When they reorganized as caracoles, the Zapatistas reached back to Mayan myth to explain what the symbol meant to them. Or Subcomandante Marcos did, attributing the story as he does with many stories to “Old Antonio,” who may be a fiction, a composite, or a real source of the indigenous lore of the region:
The wise ones of olden times say that the hearts of men and women are in the shape of a caracol, and that those who have good in their hearts and thoughts walk from one place to the other, awakening gods and men for them to check that the world remains right. They say that they say that they said that the caracol represents entering into the heart, that this is what the very first ones called knowledge. They say that they say that they said that the caracol also represents exiting from the heart to walk the world. . . . The caracoles will be like doors to enter into the communities and for the communities to come out; like windows to see us inside and also for us to see outside; like loudspeakers in order to send far and wide our word and also to hear the words from the one who is far away.
The caracoles are clusters of villages, but described as spirals, they reach out to encompass the whole world and begin from within the heart. And so I arrived in the center of one caracol, a litt
le further up the road from those defiant signs, in the broad, unpaved plaza around which the public buildings of the village of La Garrucha are clustered, including a substantial two-story, half-built clinic. Walking across that clearing were Zapatista women in embroidered blouses or broad collars and aprons stitched of rows of ribbon that looked like inverted rainbows—and those ever-present ski masks in which all Zapatistas have appeared publicly since their first moment out of the jungles in 1994. (Or almost all: a few wear bandannas instead.)

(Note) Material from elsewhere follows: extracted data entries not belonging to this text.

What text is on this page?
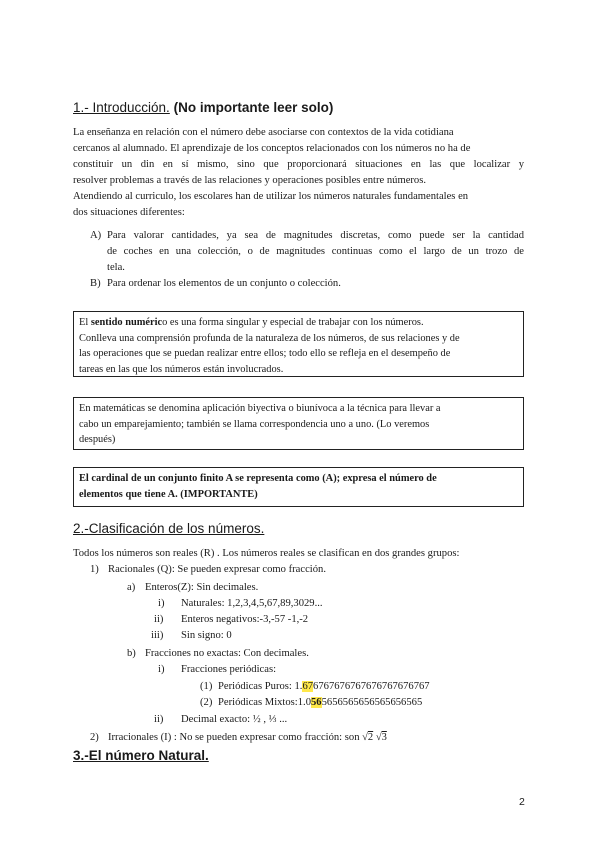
1.- Introducción. (No importante leer solo)
La enseñanza en relación con el número debe asociarse con contextos de la vida cotidiana
cercanos al alumnado. El aprendizaje de los conceptos relacionados con los números no ha de
constituir un din en sí mismo, sino que proporcionará situaciones en las que localizar y
resolver problemas a través de las relaciones y operaciones posibles entre números.
Atendiendo al curriculo, los escolares han de utilizar los números naturales fundamentales en
dos situaciones diferentes:
A) Para valorar cantidades, ya sea de magnitudes discretas, como puede ser la cantidad
de coches en una colección, o de magnitudes continuas como el largo de un trozo de
tela.
B) Para ordenar los elementos de un conjunto o colección.
El sentido numérico es una forma singular y especial de trabajar con los números.
Conlleva una comprensión profunda de la naturaleza de los números, de sus relaciones y de
las operaciones que se puedan realizar entre ellos; todo ello se refleja en el desempeño de
tareas en las que los números están involucrados.
En matemáticas se denomina aplicación biyectiva o biunívoca a la técnica para llevar a
cabo un emparejamiento; también se llama correspondencia uno a uno. (Lo veremos
después)
El cardinal de un conjunto finito A se representa como (A); expresa el número de
elementos que tiene A. (IMPORTANTE)
2.-Clasificación de los números.
Todos los números son reales (R) . Los números reales se clasifican en dos grandes grupos:
1) Racionales (Q): Se pueden expresar como fracción.
a) Enteros(Z): Sin decimales.
i) Naturales: 1,2,3,4,5,67,89,3029...
ii) Enteros negativos:-3,-57 -1,-2
iii) Sin signo: 0
b) Fracciones no exactas: Con decimales.
i) Fracciones periódicas:
(1) Periódicas Puros: 1.676767676767676767676767
(2) Periódicas Mixtos:1.0565656565656565656565
ii) Decimal exacto: ½ , ⅓ ...
2) Irracionales (I) : No se pueden expresar como fracción: son √2 √3
3.-El número Natural.
2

That first glimpse was breathtaking. Seeing and hearing those women for the three days that followed, living briefly on rebel territory, watching people brave enough to defy an army and the world’s reigning ideology, imaginative enough to invent (or reclaim) a viable alternative was one of the great passages of my life. The Zapatistas had been to me a beautiful idea, an inspiration, a new language, a new kind of revolution. When they spoke at this Third Encounter of the Zapatista Peoples with the People of the World, they became a specific group of people grappling with practical problems. I thought of Martin Luther King Jr. when he said he had been to the mountaintop. I have been to the forest.